Ce mouvement kurde a choisi de proposer une politique pour l’ensemble des Peuples de Turquie. Et c’est sur celle-ci que se sont rejoints les différents mouvements issus des luttes anti régime des années précédentes. (Voir l’article complet Le HDP “parti pro-kurde”, refrain médiatique insupportable)
L’arrêt unilatéral des négociations avec le mouvement kurde (dit “processus de résolution”) intervient en 2015. C’est la fin brutale d’une période d’ouverture, où quelques droits fondamentaux s’exerçaient. Elle annonce les exactions, discriminations, répressions qui vont suivre.
Le conflit fut ouvert au Kurdistan, dans l’est de la Turquie, quand le régime massa des troupes et des milices pour intervenir contre les villes et districts qui s’étaient déclarés en “autonomie”, devançant dans les faits les revendications exprimées dans les discussions du processus. Ces déclarations furent le prétexte pour instaurer des états de siège et des couvre-feux, bombarder, détruire des quartiers entiers qui résistaient. Ces résistances de 2015 sont connues aussi sous le nom de “guerre des fossés”, avec l’exemple des villes et quartiers martyrs que l’état turc détruisit.
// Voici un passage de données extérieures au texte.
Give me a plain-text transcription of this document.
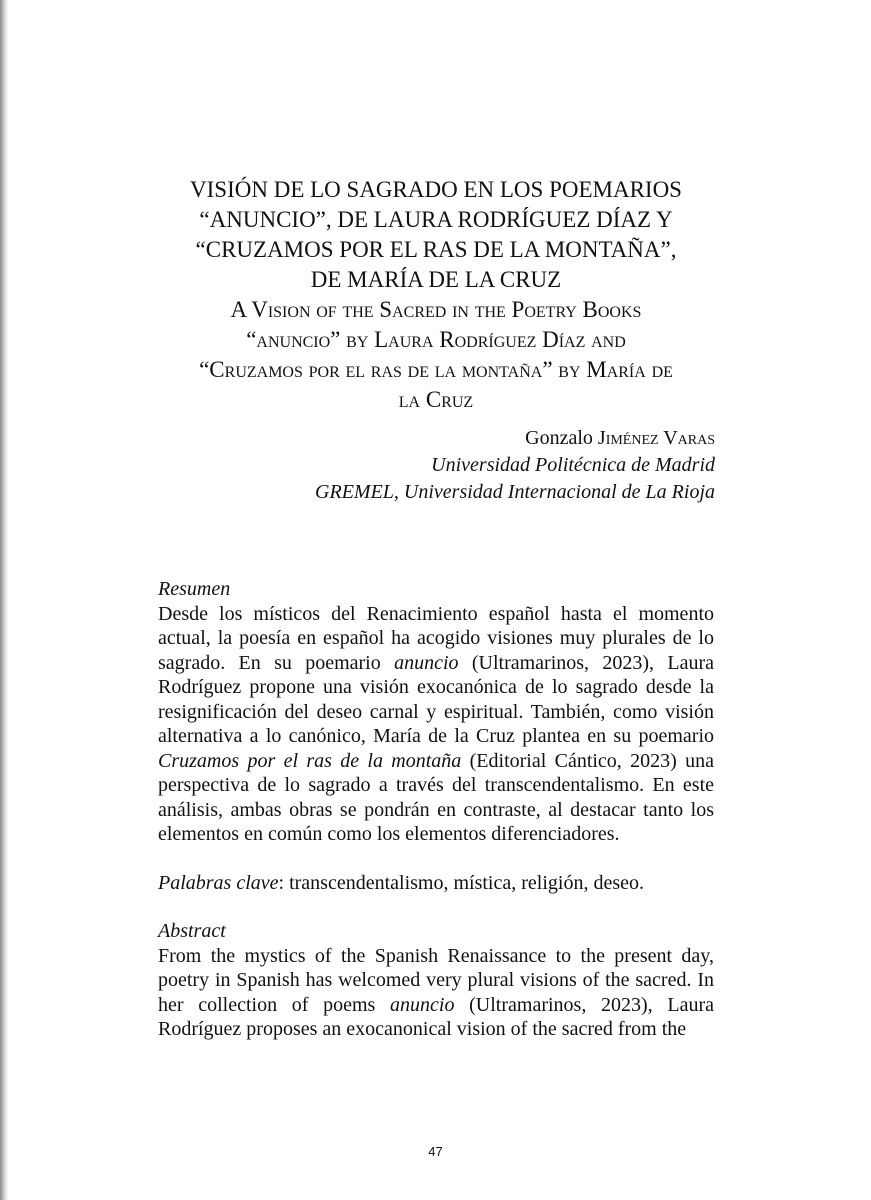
VISIÓN DE LO SAGRADO EN LOS POEMARIOS
“ANUNCIO”, DE LAURA RODRÍGUEZ DÍAZ Y
“CRUZAMOS POR EL RAS DE LA MONTAÑA”,
DE MARÍA DE LA CRUZ
A Vision of the Sacred in the Poetry Books
“anuncio” by Laura Rodríguez Díaz and
“Cruzamos por el ras de la montaña” by María de
la Cruz
Gonzalo Jiménez Varas
Universidad Politécnica de Madrid
GREMEL, Universidad Internacional de La Rioja
Resumen

Desde los místicos del Renacimiento español hasta el momento actual, la poesía en español ha acogido visiones muy plurales de lo sagrado. En su poemario anuncio (Ultramarinos, 2023), Laura Rodríguez propone una visión exocanónica de lo sagrado desde la resignificación del deseo carnal y espiritual. También, como visión alternativa a lo canónico, María de la Cruz plantea en su poemario Cruzamos por el ras de la montaña (Editorial Cántico, 2023) una perspectiva de lo sagrado a través del transcendentalismo. En este análisis, ambas obras se pondrán en contraste, al destacar tanto los elementos en común como los elementos diferenciadores.

Palabras clave: transcendentalismo, mística, religión, deseo.

Abstract

From the mystics of the Spanish Renaissance to the present day, poetry in Spanish has welcomed very plural visions of the sacred. In her collection of poems anuncio (Ultramarinos, 2023), Laura Rodríguez proposes an exocanonical vision of the sacred from the

47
Ces épisodes sanglants et meurtriers s’ajoutent comme une strate supplémentaire dans la longue histoire de l’oppression du peuple kurde, après les décennies noires de 1980 et 1990. Cette fois, ce n’est plus le militarisme kémaliste qui a tué, mais le régime Erdoğan, aidé par les officiers de la confrérie Gülen, alors toujours complices des crimes contre les populations kurdes.
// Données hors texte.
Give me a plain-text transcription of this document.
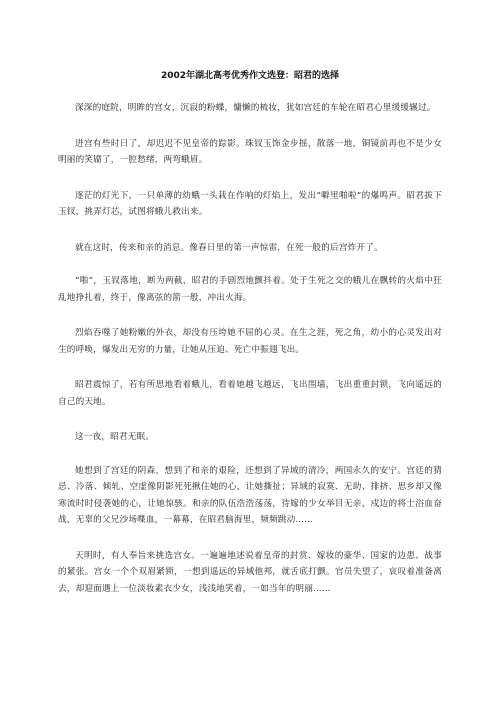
2002年湖北高考优秀作文选登：昭君的选择
深深的庭院，明眸的宫女，沉寂的粉蝶，慵懒的梳妆，犹如宫廷的车轮在昭君心里缓缓辗过。
进宫有些时日了，却迟迟不见皇帝的踪影。珠钗玉饰金步摇，散落一地，铜镜前再也不是少女明丽的笑靥了，一腔愁绪，两弯蛾眉。
逐茫的灯光下，一只单薄的幼蛾一头栽在作响的灯焰上，发出“噼里啪啦”的爆鸣声。昭君拔下玉钗，挑弄灯芯，试图将蛾儿救出来。
就在这时，传来和亲的消息。像春日里的第一声惊雷，在死一般的后宫炸开了。
“啪”，玉钗落地，断为两截，昭君的手剧烈地颤抖着。处于生死之交的蛾儿在飘转的火焰中狂乱地挣扎着，终于，像离弦的箭一般，冲出火海。
烈焰吞噬了她粉嫩的外衣，却没有压垮她不屈的心灵。在生之涯，死之角，幼小的心灵发出对生的呼唤，爆发出无穷的力量，让她从压迫、死亡中振翅飞出。
昭君震惊了，若有所思地看着蛾儿，看着她越飞越远，飞出围墙，飞出重重封锁，飞向遥远的自己的天地。
这一夜，昭君无眠。
她想到了宫廷的阴森，想到了和亲的艰险，还想到了异域的清冷，两国永久的安宁。宫廷的猜忌、冷落、倾轧、空虚像阴影死死揪住她的心，让她撕扯；异域的寂寞、无助、排挤、思乡却又像寒流时时侵袭她的心，让她惊骇。和亲的队伍浩浩荡荡，待嫁的少女举目无亲，戍边的将士浴血奋战，无辜的父兄沙场喋血，一幕幕，在昭君脑海里，频频跳动……
天明时，有人奉旨来挑选宫女。一遍遍地述说着皇帝的封赏、嫁妆的豪华、国家的边患、战事的紧张。宫女一个个双眉紧锁，一想到遥远的异域他邦，就舌底打颤。官员失望了，哀叹着准备离去，却迎面遇上一位淡妆素衣少女，浅浅地笑着，一如当年的明丽……
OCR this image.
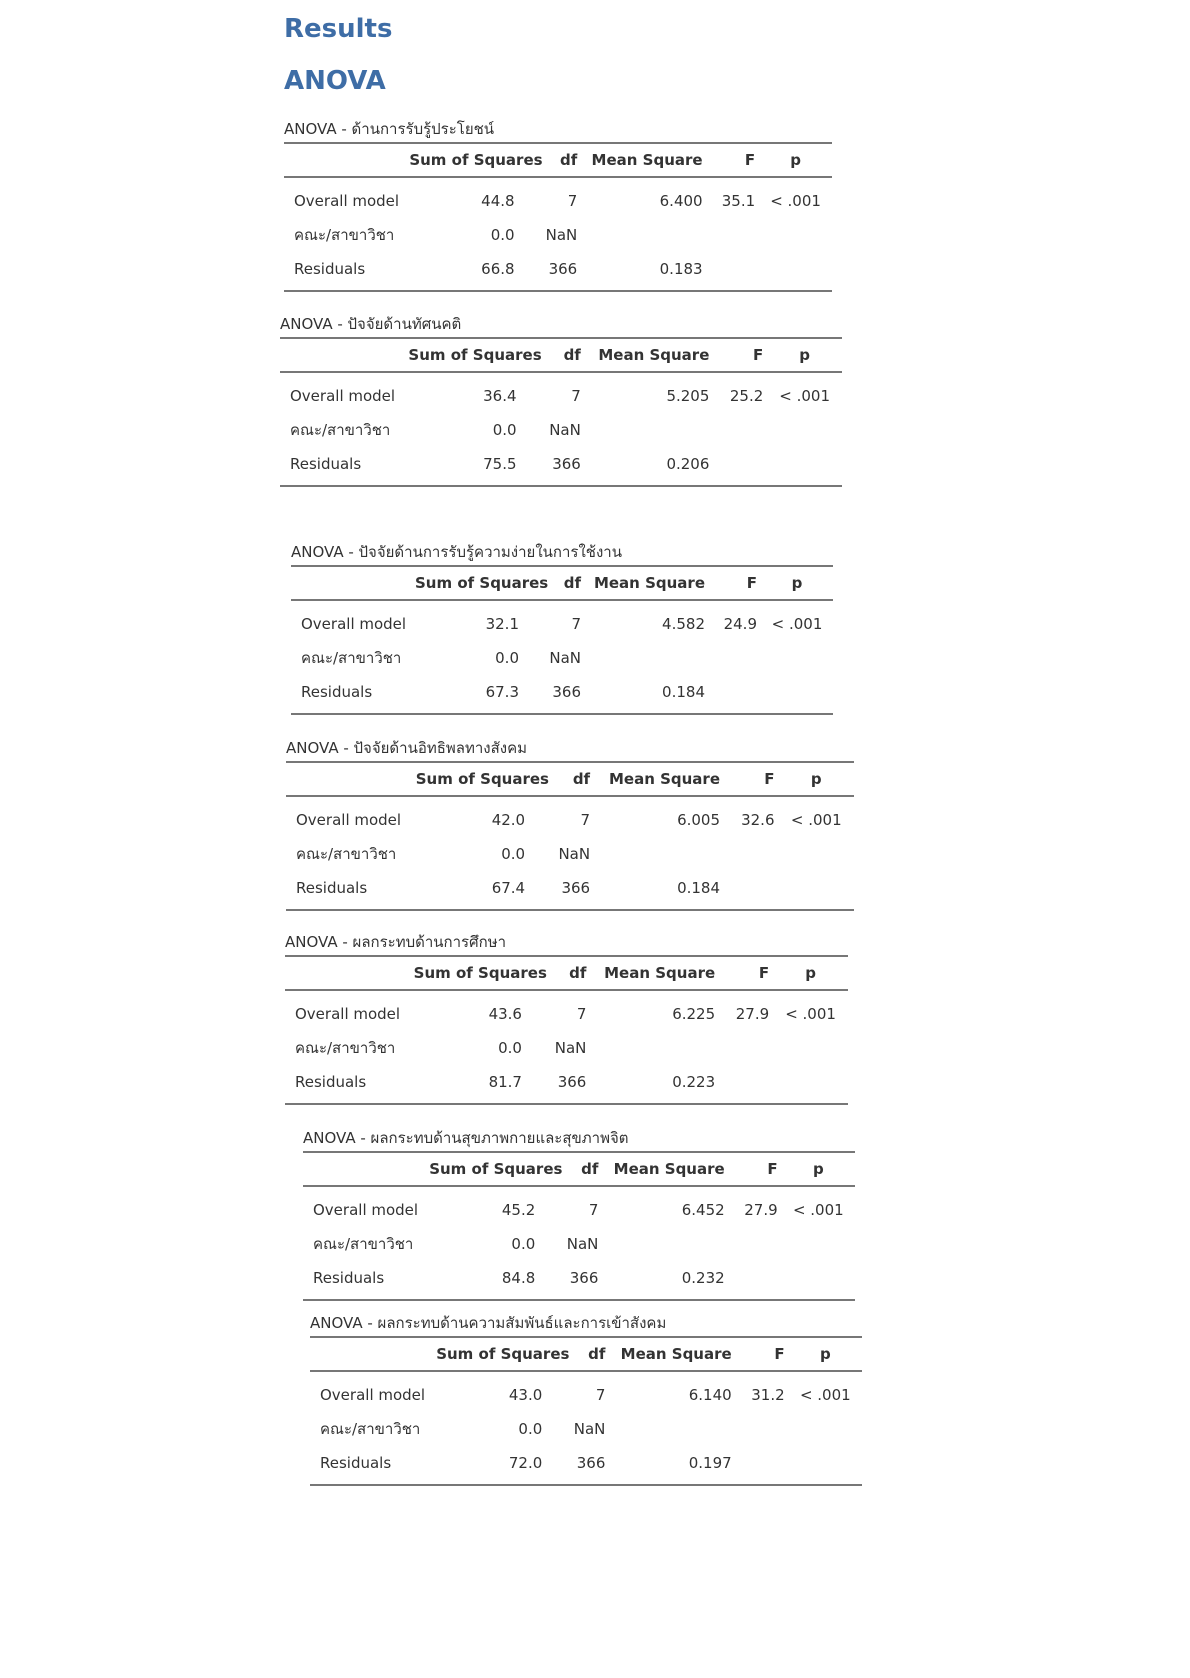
Results
ANOVA
ANOVA - ด้านการรับรู้ประโยชน์
	Sum of Squares	df	Mean Square	F	p
Overall model	44.8	7	6.400	35.1	< .001
คณะ/สาขาวิชา	0.0	NaN			
Residuals	66.8	366	0.183		
ANOVA - ปัจจัยด้านทัศนคติ
	Sum of Squares	df	Mean Square	F	p
Overall model	36.4	7	5.205	25.2	< .001
คณะ/สาขาวิชา	0.0	NaN			
Residuals	75.5	366	0.206		
ANOVA - ปัจจัยด้านการรับรู้ความง่ายในการใช้งาน
	Sum of Squares	df	Mean Square	F	p
Overall model	32.1	7	4.582	24.9	< .001
คณะ/สาขาวิชา	0.0	NaN			
Residuals	67.3	366	0.184		
ANOVA - ปัจจัยด้านอิทธิพลทางสังคม
	Sum of Squares	df	Mean Square	F	p
Overall model	42.0	7	6.005	32.6	< .001
คณะ/สาขาวิชา	0.0	NaN			
Residuals	67.4	366	0.184		
ANOVA - ผลกระทบด้านการศึกษา
	Sum of Squares	df	Mean Square	F	p
Overall model	43.6	7	6.225	27.9	< .001
คณะ/สาขาวิชา	0.0	NaN			
Residuals	81.7	366	0.223		
ANOVA - ผลกระทบด้านสุขภาพกายและสุขภาพจิต
	Sum of Squares	df	Mean Square	F	p
Overall model	45.2	7	6.452	27.9	< .001
คณะ/สาขาวิชา	0.0	NaN			
Residuals	84.8	366	0.232		
ANOVA - ผลกระทบด้านความสัมพันธ์และการเข้าสังคม
	Sum of Squares	df	Mean Square	F	p
Overall model	43.0	7	6.140	31.2	< .001
คณะ/สาขาวิชา	0.0	NaN			
Residuals	72.0	366	0.197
Lire entre autres à ce sujet les articles “archive” de la deuxième moitié de l’année 2015 sur Kedistan.
A l’offensive policière et militaire, allait s’ajouter une volonté d’anéantissement politique du HDP qui résistait tant bien que mal.
En mars 2016, la levée d’immunité a été demandée pour certainEs éluEs du Parti HDP, dont Selahattin Demirtaş et Figen Yüksekdağ, alors co-présidentEs. Le 4 novembre 2016, les éluEs furent arretéEs, puis incarcéréEs. Ils, elles sont toujours en prison.
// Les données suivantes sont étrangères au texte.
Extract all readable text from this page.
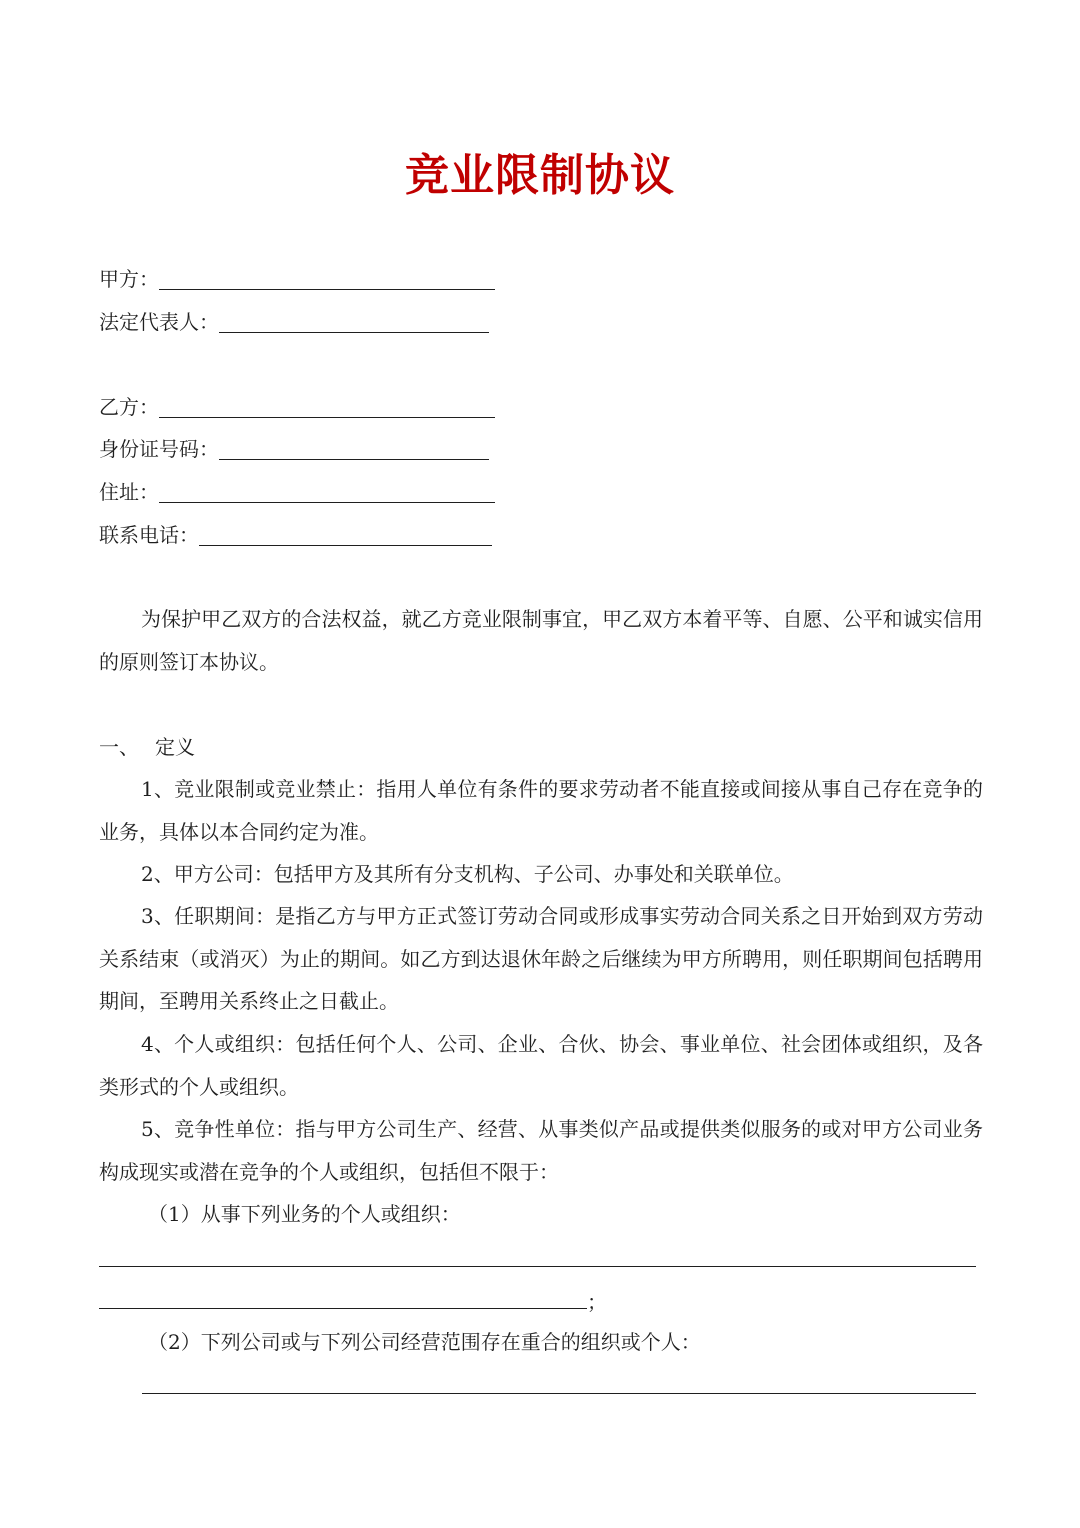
竞业限制协议
甲方：
法定代表人：
乙方：
身份证号码：
住址：
联系电话：
为保护甲乙双方的合法权益，就乙方竞业限制事宜，甲乙双方本着平等、自愿、公平和诚实信用的原则签订本协议。
一、 定义
1、竞业限制或竞业禁止：指用人单位有条件的要求劳动者不能直接或间接从事自己存在竞争的业务，具体以本合同约定为准。
2、甲方公司：包括甲方及其所有分支机构、子公司、办事处和关联单位。
3、任职期间：是指乙方与甲方正式签订劳动合同或形成事实劳动合同关系之日开始到双方劳动关系结束（或消灭）为止的期间。如乙方到达退休年龄之后继续为甲方所聘用，则任职期间包括聘用期间，至聘用关系终止之日截止。
4、个人或组织：包括任何个人、公司、企业、合伙、协会、事业单位、社会团体或组织，及各类形式的个人或组织。
5、竞争性单位：指与甲方公司生产、经营、从事类似产品或提供类似服务的或对甲方公司业务构成现实或潜在竞争的个人或组织，包括但不限于：
（1）从事下列业务的个人或组织：
；
（2）下列公司或与下列公司经营范围存在重合的组织或个人：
Tout cela n’a rien à voir bien sûr avec le “coup d’état manqué” de juillet 2016. Mais l’effet d’aubaine pour Erdoğan fut exploité pleinement. Et confondre les chefs d’accusation derrière les vocables “terroristes”, “séparatistes”, “gulénistes” devint pratique courante pour les tribunaux d’injustice du régime, et le reste aujourd’hui.
En 2016, de nombreux locaux du HDP ont reçu des attaques des ultranationalistes. Ces attaques se poursuivent épisodiquement encore aujourd’hui.
En cette année 2020, après que le HDP ait maintenu son soutien populaire dans les élections des cinq dernières années, malgré les “saignées” qu’il subit, le régime a accentué encore ces offensives politiques et répressives.
Nombreux membres et responsables du HDP sont en prison ou y font régulièrement des aller-retours. A ce jour, 73 mairies HDP se sont retrouvées avec des administrateurs affectés par le gouvernement, après le retrait des co-maires de leurs fonctions, et leur arrestation.
Pas plus tard qu’hier, le Ministre de l’Intérieur turc, Süleyman Soylu, lors d’un discours fleuve à l’Assemblée Nationale, parlait des “développements” dans différentes villes kurdes, et se félicitait avec le geste “oh ! oh ! bien fait” à la manière d’un écolier, “Oh ! Oooh! L’argent ne va pas au PKK, il va à la Nation, Oh, oh ! Nous avons repris 73 mairies, et affecté des administrateurs. Prenez donc des notes !” criait-il avec une rage non contenue, “694 ans de prison sont demandés pour ces maires !” … Applaudissements…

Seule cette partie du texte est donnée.